If you do need to re-run a DAG for any reason, first pause the DAGs. Set up an ssh tunnel to the airflow server (ssh -t -N an-airflow1004.eqiad.wmnet -L 8600:127.0.0.1:8600), and then navigate to http://localhost:8600/. Use the little slider in the DAGs tab to pause any running DAGs until everything is resolved.

Next go into Hive and check if the partitions that are specified in the DAGs exist. So far the most common one that has failed to generate has been wmf.wikidata_item_page_link.

Once all the upstream data is ready then go to the grid view of the failed DAG you want to re-run, and click on the little red box that indicates where something has failed. Add a note to explain what happened, then click "clear" and it'll run again.

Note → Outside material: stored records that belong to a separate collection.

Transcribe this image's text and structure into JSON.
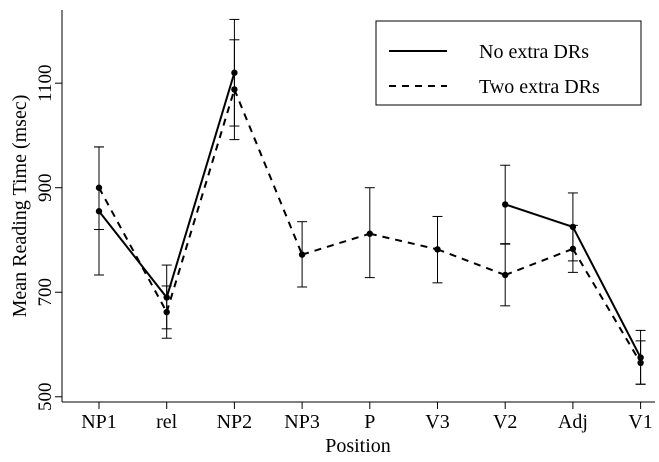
{
  "chart_data": {
    "type": "line",
    "title": "",
    "xlabel": "Position",
    "ylabel": "Mean Reading Time (msec)",
    "categories": [
      "NP1",
      "rel",
      "NP2",
      "NP3",
      "P",
      "V3",
      "V2",
      "Adj",
      "V1"
    ],
    "ylim": [
      490,
      1240
    ],
    "yticks": [
      500,
      700,
      900,
      1100
    ],
    "grid": false,
    "legend_position": "top-right",
    "series": [
      {
        "name": "No extra DRs",
        "style": "solid",
        "values": [
          855,
          690,
          1120,
          null,
          null,
          null,
          868,
          825,
          575
        ],
        "err_low": [
          733,
          630,
          1018,
          null,
          null,
          null,
          793,
          760,
          524
        ],
        "err_high": [
          978,
          752,
          1222,
          null,
          null,
          null,
          943,
          890,
          627
        ]
      },
      {
        "name": "Two extra DRs",
        "style": "dashed",
        "values": [
          900,
          662,
          1088,
          772,
          812,
          782,
          733,
          783,
          565
        ],
        "err_low": [
          820,
          612,
          992,
          710,
          728,
          718,
          674,
          738,
          524
        ],
        "err_high": [
          978,
          712,
          1183,
          835,
          900,
          845,
          792,
          828,
          607
        ]
      }
    ]
  }
}
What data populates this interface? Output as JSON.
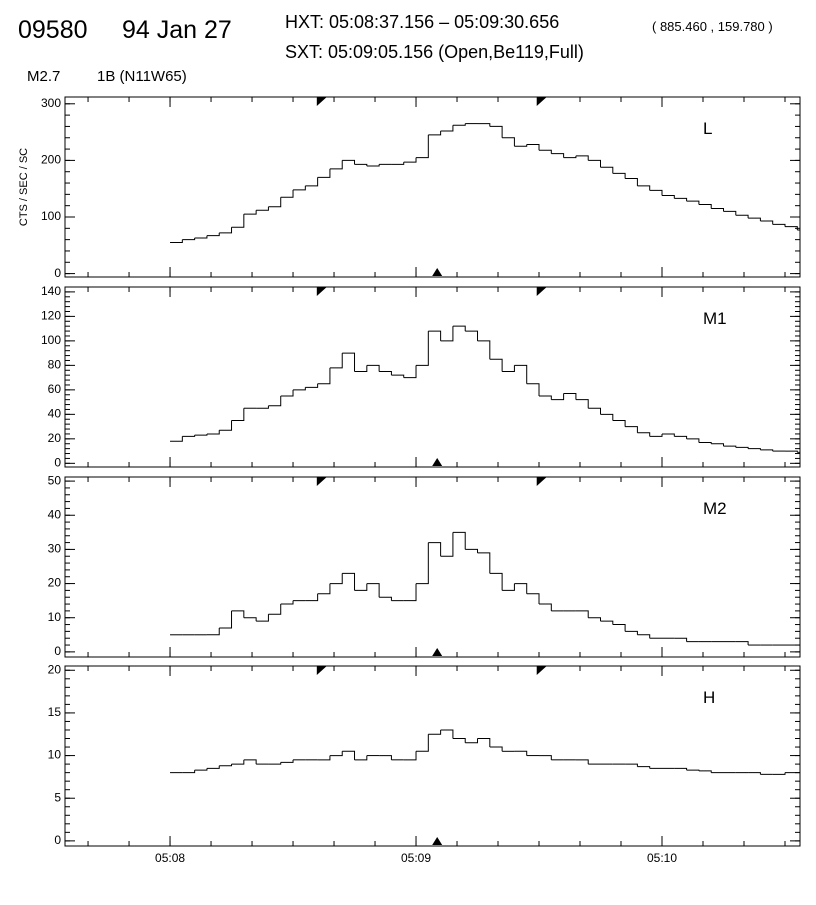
{
  "header": {
    "event": "09580",
    "date": "94 Jan 27",
    "hxt": "HXT: 05:08:37.156 – 05:09:30.656",
    "coords": "( 885.460 , 159.780 )",
    "sxt": "SXT: 05:09:05.156 (Open,Be119,Full)",
    "goes_class": "M2.7",
    "h_alpha": "1B (N11W65)",
    "hxt_interval": [
      308.617,
      309.511
    ],
    "sxt_time": 309.086
  },
  "chart_data": [
    {
      "type": "line",
      "drawstyle": "steps",
      "label": "L",
      "ylabel": "CTS / SEC / SC",
      "color": "#000000",
      "x": [
        308.0,
        308.05,
        308.1,
        308.15,
        308.2,
        308.25,
        308.3,
        308.35,
        308.4,
        308.45,
        308.5,
        308.55,
        308.6,
        308.65,
        308.7,
        308.75,
        308.8,
        308.85,
        308.9,
        308.95,
        309.0,
        309.05,
        309.1,
        309.15,
        309.2,
        309.25,
        309.3,
        309.35,
        309.4,
        309.45,
        309.5,
        309.55,
        309.6,
        309.65,
        309.7,
        309.75,
        309.8,
        309.85,
        309.9,
        309.95,
        310.0,
        310.05,
        310.1,
        310.15,
        310.2,
        310.25,
        310.3,
        310.35,
        310.4,
        310.45,
        310.5,
        310.55
      ],
      "values": [
        55,
        60,
        63,
        67,
        72,
        82,
        105,
        112,
        118,
        135,
        148,
        155,
        170,
        185,
        200,
        193,
        190,
        193,
        193,
        197,
        205,
        245,
        252,
        262,
        265,
        265,
        260,
        240,
        225,
        228,
        218,
        212,
        205,
        208,
        200,
        188,
        177,
        168,
        155,
        147,
        138,
        133,
        128,
        122,
        115,
        110,
        103,
        98,
        93,
        87,
        83,
        77
      ],
      "xlim": [
        307.573,
        310.561
      ],
      "xticks": [
        {
          "value": 308,
          "label": "05:08"
        },
        {
          "value": 309,
          "label": "05:09"
        },
        {
          "value": 310,
          "label": "05:10"
        }
      ],
      "ylim": [
        -6,
        312
      ],
      "yticks": [
        0,
        100,
        200,
        300
      ]
    },
    {
      "type": "line",
      "drawstyle": "steps",
      "label": "M1",
      "color": "#000000",
      "x": [
        308.0,
        308.05,
        308.1,
        308.15,
        308.2,
        308.25,
        308.3,
        308.35,
        308.4,
        308.45,
        308.5,
        308.55,
        308.6,
        308.65,
        308.7,
        308.75,
        308.8,
        308.85,
        308.9,
        308.95,
        309.0,
        309.05,
        309.1,
        309.15,
        309.2,
        309.25,
        309.3,
        309.35,
        309.4,
        309.45,
        309.5,
        309.55,
        309.6,
        309.65,
        309.7,
        309.75,
        309.8,
        309.85,
        309.9,
        309.95,
        310.0,
        310.05,
        310.1,
        310.15,
        310.2,
        310.25,
        310.3,
        310.35,
        310.4,
        310.45,
        310.5,
        310.55
      ],
      "values": [
        18,
        22,
        23,
        24,
        27,
        35,
        45,
        45,
        47,
        55,
        60,
        62,
        65,
        78,
        90,
        75,
        80,
        75,
        72,
        70,
        80,
        108,
        100,
        112,
        108,
        100,
        85,
        75,
        80,
        65,
        55,
        52,
        57,
        52,
        45,
        40,
        35,
        30,
        25,
        22,
        24,
        22,
        20,
        17,
        16,
        14,
        13,
        12,
        11,
        10,
        10,
        9
      ],
      "xlim": [
        307.573,
        310.561
      ],
      "xticks": [
        {
          "value": 308,
          "label": "05:08"
        },
        {
          "value": 309,
          "label": "05:09"
        },
        {
          "value": 310,
          "label": "05:10"
        }
      ],
      "ylim": [
        -3,
        144
      ],
      "yticks": [
        0,
        20,
        40,
        60,
        80,
        100,
        120,
        140
      ]
    },
    {
      "type": "line",
      "drawstyle": "steps",
      "label": "M2",
      "color": "#000000",
      "x": [
        308.0,
        308.05,
        308.1,
        308.15,
        308.2,
        308.25,
        308.3,
        308.35,
        308.4,
        308.45,
        308.5,
        308.55,
        308.6,
        308.65,
        308.7,
        308.75,
        308.8,
        308.85,
        308.9,
        308.95,
        309.0,
        309.05,
        309.1,
        309.15,
        309.2,
        309.25,
        309.3,
        309.35,
        309.4,
        309.45,
        309.5,
        309.55,
        309.6,
        309.65,
        309.7,
        309.75,
        309.8,
        309.85,
        309.9,
        309.95,
        310.0,
        310.05,
        310.1,
        310.15,
        310.2,
        310.25,
        310.3,
        310.35,
        310.4,
        310.45,
        310.5,
        310.55
      ],
      "values": [
        5,
        5,
        5,
        5,
        7,
        12,
        10,
        9,
        11,
        14,
        15,
        15,
        17,
        20,
        23,
        18,
        20,
        16,
        15,
        15,
        20,
        32,
        28,
        35,
        30,
        29,
        23,
        18,
        20,
        17,
        14,
        12,
        12,
        12,
        10,
        9,
        8,
        6,
        5,
        4,
        4,
        4,
        3,
        3,
        3,
        3,
        3,
        2,
        2,
        2,
        2,
        2
      ],
      "xlim": [
        307.573,
        310.561
      ],
      "xticks": [
        {
          "value": 308,
          "label": "05:08"
        },
        {
          "value": 309,
          "label": "05:09"
        },
        {
          "value": 310,
          "label": "05:10"
        }
      ],
      "ylim": [
        -1.5,
        51.2
      ],
      "yticks": [
        0,
        10,
        20,
        30,
        40,
        50
      ]
    },
    {
      "type": "line",
      "drawstyle": "steps",
      "label": "H",
      "color": "#000000",
      "x": [
        308.0,
        308.05,
        308.1,
        308.15,
        308.2,
        308.25,
        308.3,
        308.35,
        308.4,
        308.45,
        308.5,
        308.55,
        308.6,
        308.65,
        308.7,
        308.75,
        308.8,
        308.85,
        308.9,
        308.95,
        309.0,
        309.05,
        309.1,
        309.15,
        309.2,
        309.25,
        309.3,
        309.35,
        309.4,
        309.45,
        309.5,
        309.55,
        309.6,
        309.65,
        309.7,
        309.75,
        309.8,
        309.85,
        309.9,
        309.95,
        310.0,
        310.05,
        310.1,
        310.15,
        310.2,
        310.25,
        310.3,
        310.35,
        310.4,
        310.45,
        310.5,
        310.55
      ],
      "values": [
        8,
        8,
        8.3,
        8.5,
        8.8,
        9,
        9.5,
        9,
        9,
        9.2,
        9.5,
        9.5,
        9.5,
        10,
        10.5,
        9.5,
        10,
        10,
        9.5,
        9.5,
        10.5,
        12.5,
        13,
        12,
        11.5,
        12,
        11,
        10.5,
        10.5,
        10,
        10,
        9.5,
        9.5,
        9.5,
        9,
        9,
        9,
        9,
        8.7,
        8.5,
        8.5,
        8.5,
        8.3,
        8.2,
        8,
        8,
        8,
        8,
        7.8,
        7.8,
        8,
        8
      ],
      "xlim": [
        307.573,
        310.561
      ],
      "xticks": [
        {
          "value": 308,
          "label": "05:08"
        },
        {
          "value": 309,
          "label": "05:09"
        },
        {
          "value": 310,
          "label": "05:10"
        }
      ],
      "show_xtick_labels": true,
      "ylim": [
        -0.6,
        20.5
      ],
      "yticks": [
        0,
        5,
        10,
        15,
        20
      ]
    }
  ]
}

Once the failed DAG has finished you can unpause the other DAGs and they'll run in their own time

DAGs timeout

All DAGs are set to timeout after 6 days, see e.g., image suggestions. Since they are all scheduled to run weekly on Mondays, the timeout ensures no concurrent runs, as any hanging DAG stops on Sundays. The task that caused a DAG to timeout is marked with the skipped state and colored in purple in the Airflow Web UI, while the DAG itself is marked with the failed state.

Search indices

The image-suggestions DAG populates a Hive table analytics_platform_eng.image_suggestions_search_index_full with all the data relevant to image suggestions that should exist in the search indices. It also creates analytics_platform_eng.image_suggestions_search_index_delta, which is the difference between the latest set of image_suggestions_search_index_full data and the equivalent dataset from discovery.cirrus_index_without_content.

The search team have a DAG that picks up analytics_platform_eng.image_suggestions_search_index_delta and injects the data into the search indices. If a DAG fails we write an empty partition, and the search team knows that's a noop.

Cassandra TTL

The TTL for Cassandra data is 3 weeks, so if a pipeline has been failing for a while then the Cassandra data might just disappear. You can reset the TTL like this:

  • Find most recent successful DAG
  • Click on the first hive_to_Cassandra node
  • Look at the rendered template to check that the snapshot is correct
  • Add a note describing what you’re doing
  • Click “clear” and confirm ... and then the node will re-run, resetting the Cassandra ttl in the process.